As did so many other authors, I began writing at an early age—pudgy fingers fumbling with red crayons, probably something like “roses are red, violets are blue, I love Mom.” And, as was the same with many others, I improved with age and graduated to better poetry, song lyrics, short stories, flash fiction, all the good stuff (which I’d left in a paper bag when Billy and I moved. The cats shredded it and everything in it. We weren’t friends for a while).

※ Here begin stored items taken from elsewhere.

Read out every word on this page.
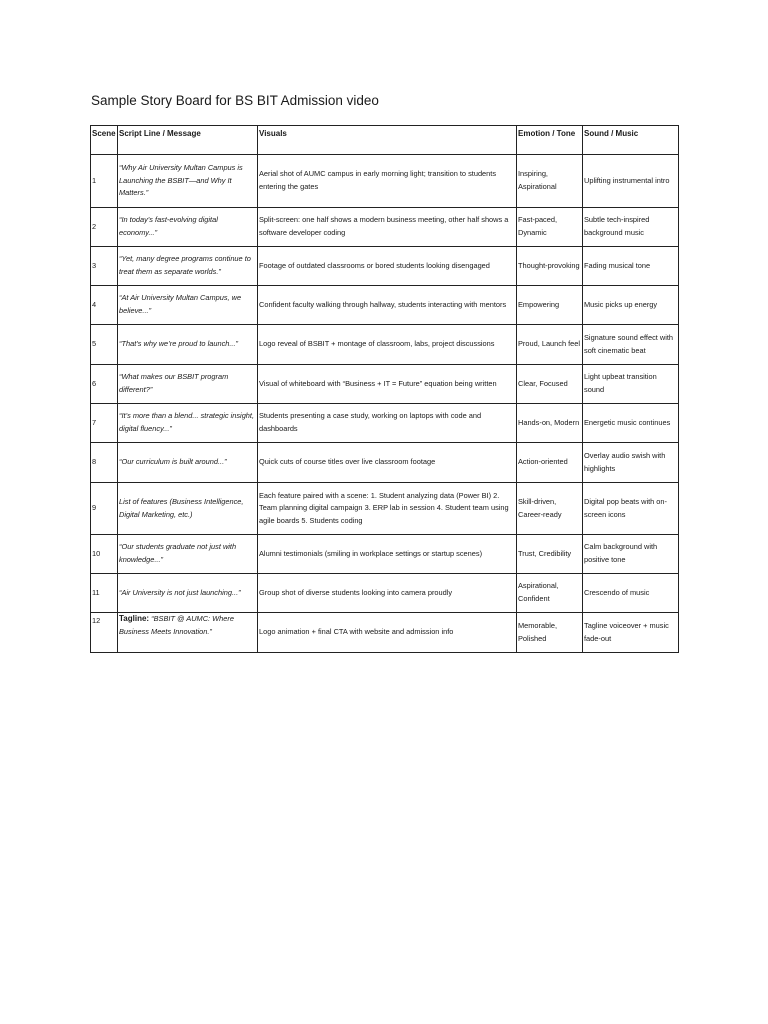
Sample Story Board for BS BIT Admission video
Scene	Script Line / Message	Visuals	Emotion / Tone	Sound / Music
1	“Why Air University Multan Campus is Launching the BSBIT—and Why It Matters.”	Aerial shot of AUMC campus in early morning light; transition to students entering the gates	Inspiring, Aspirational	Uplifting instrumental intro
2	“In today’s fast-evolving digital economy...”	Split-screen: one half shows a modern business meeting, other half shows a software developer coding	Fast-paced, Dynamic	Subtle tech-inspired background music
3	“Yet, many degree programs continue to treat them as separate worlds.”	Footage of outdated classrooms or bored students looking disengaged	Thought-provoking	Fading musical tone
4	“At Air University Multan Campus, we believe...”	Confident faculty walking through hallway, students interacting with mentors	Empowering	Music picks up energy
5	“That’s why we’re proud to launch...”	Logo reveal of BSBIT + montage of classroom, labs, project discussions	Proud, Launch feel	Signature sound effect with soft cinematic beat
6	“What makes our BSBIT program different?”	Visual of whiteboard with “Business + IT = Future” equation being written	Clear, Focused	Light upbeat transition sound
7	“It’s more than a blend... strategic insight, digital fluency...”	Students presenting a case study, working on laptops with code and dashboards	Hands-on, Modern	Energetic music continues
8	“Our curriculum is built around...”	Quick cuts of course titles over live classroom footage	Action-oriented	Overlay audio swish with highlights
9	List of features (Business Intelligence, Digital Marketing, etc.)	Each feature paired with a scene: 1. Student analyzing data (Power BI) 2. Team planning digital campaign 3. ERP lab in session 4. Student team using agile boards 5. Students coding	Skill-driven, Career-ready	Digital pop beats with on-screen icons
10	“Our students graduate not just with knowledge...”	Alumni testimonials (smiling in workplace settings or startup scenes)	Trust, Credibility	Calm background with positive tone
11	“Air University is not just launching...”	Group shot of diverse students looking into camera proudly	Aspirational, Confident	Crescendo of music
12	Tagline: “BSBIT @ AUMC: Where Business Meets Innovation.”	Logo animation + final CTA with website and admission info	Memorable, Polished	Tagline voiceover + music fade-out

When I was at Texas A&M, my English class followed my Algebra class. Switching from numerical logic to verbal logic, from practical to artistic, always took a few minutes beyond the stroll from one building on campus to the other. My creative writing professor at the time gave us a challenging warm-up exercise. Each session, she’d hand out index cards on which we had to write entire stories—beginning, middle, end—complete with viable characterization. At the top of the card, we were to write our “inspiration” for the story.

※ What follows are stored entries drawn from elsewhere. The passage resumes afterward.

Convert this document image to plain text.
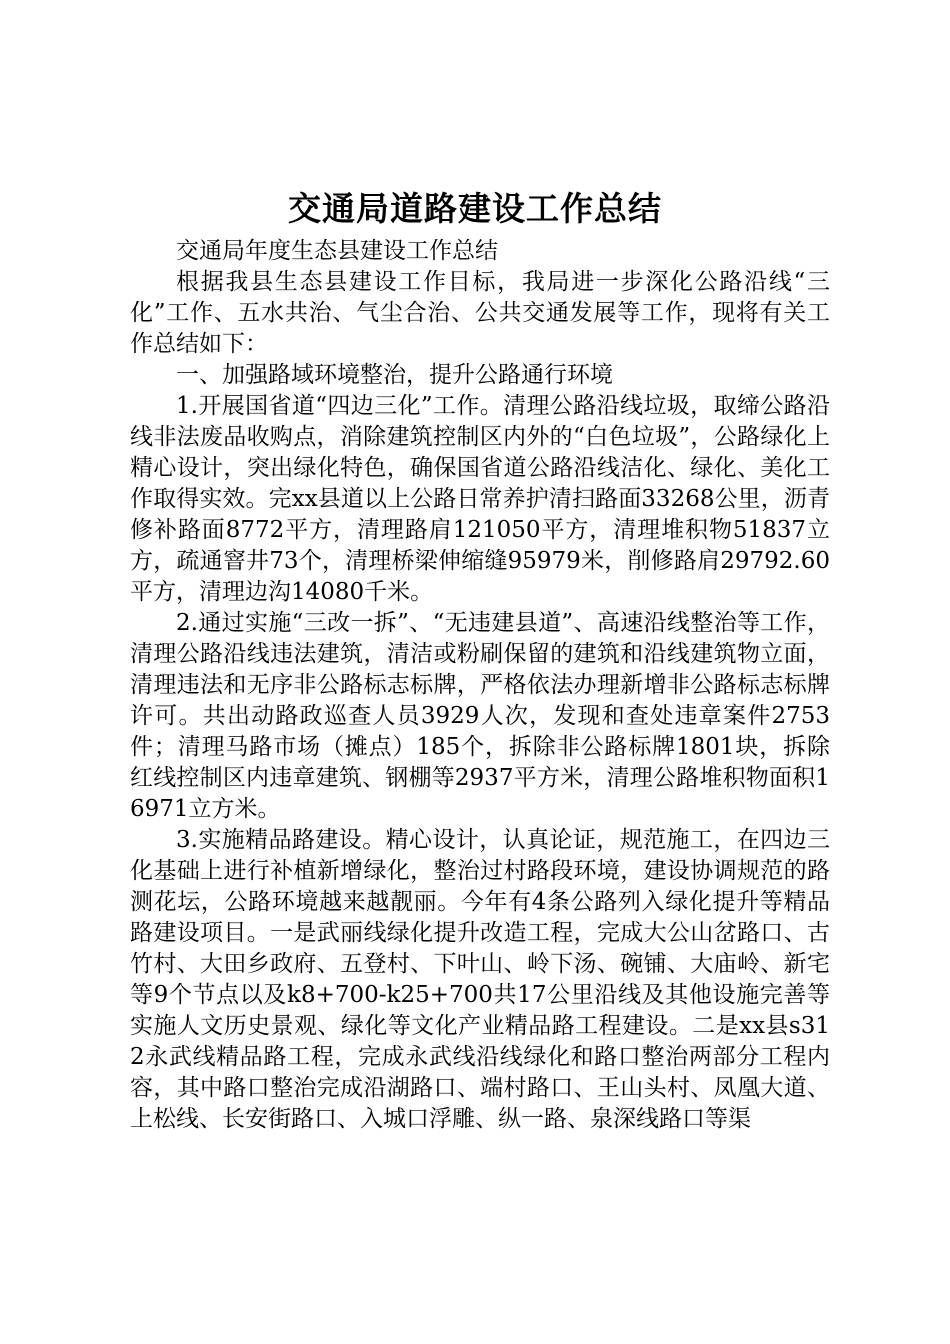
交通局道路建设工作总结

交通局年度生态县建设工作总结

根据我县生态县建设工作目标，我局进一步深化公路沿线“三化”工作、五水共治、气尘合治、公共交通发展等工作，现将有关工作总结如下：

一、加强路域环境整治，提升公路通行环境

1.开展国省道“四边三化”工作。清理公路沿线垃圾，取缔公路沿线非法废品收购点，消除建筑控制区内外的“白色垃圾”，公路绿化上精心设计，突出绿化特色，确保国省道公路沿线洁化、绿化、美化工作取得实效。完xx县道以上公路日常养护清扫路面33268公里，沥青修补路面8772平方，清理路肩121050平方，清理堆积物51837立方，疏通窨井73个，清理桥梁伸缩缝95979米，削修路肩29792.60平方，清理边沟14080千米。

2.通过实施“三改一拆”、“无违建县道”、高速沿线整治等工作，清理公路沿线违法建筑，清洁或粉刷保留的建筑和沿线建筑物立面，清理违法和无序非公路标志标牌，严格依法办理新增非公路标志标牌许可。共出动路政巡查人员3929人次，发现和查处违章案件2753件；清理马路市场（摊点）185个，拆除非公路标牌1801块，拆除红线控制区内违章建筑、钢棚等2937平方米，清理公路堆积物面积16971立方米。

3.实施精品路建设。精心设计，认真论证，规范施工，在四边三化基础上进行补植新增绿化，整治过村路段环境，建设协调规范的路测花坛，公路环境越来越靓丽。今年有4条公路列入绿化提升等精品路建设项目。一是武丽线绿化提升改造工程，完成大公山岔路口、古竹村、大田乡政府、五登村、下叶山、岭下汤、碗铺、大庙岭、新宅等9个节点以及k8+700-k25+700共17公里沿线及其他设施完善等实施人文历史景观、绿化等文化产业精品路工程建设。二是xx县s312永武线精品路工程，完成永武线沿线绿化和路口整治两部分工程内容，其中路口整治完成沿湖路口、端村路口、王山头村、凤凰大道、上松线、长安街路口、入城口浮雕、纵一路、泉深线路口等渠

Mine usually went something like this:
(X + Y) x Z = AB/C
The stories would involve X and Y, who were military commanders of allied nations. They joined forces with Z to infiltrate the country of AB while it was being divided by C—also an ally of X and Y.
After a semester of reading my antics for ABC and XYZ, my prof confessed to me she looked forward to my notecards and encouraged me toward a career in writing. I wish I had heeded her advice. I would’ve had roughly thirty years of writing credits under my belt. Yes, I would’ve been plodding away on my IBM Selectric III, and my transition to a computer would’ve rivaled Jessica Fletcher’s in rebellion and refusal, but I would’ve been well along in my career by now.
But I think if my old professor could see me now, she’d be pleased with how far I’ve come. I still have a long way to go to meet my goals, but God has blessed me so much. All glory goes to Him.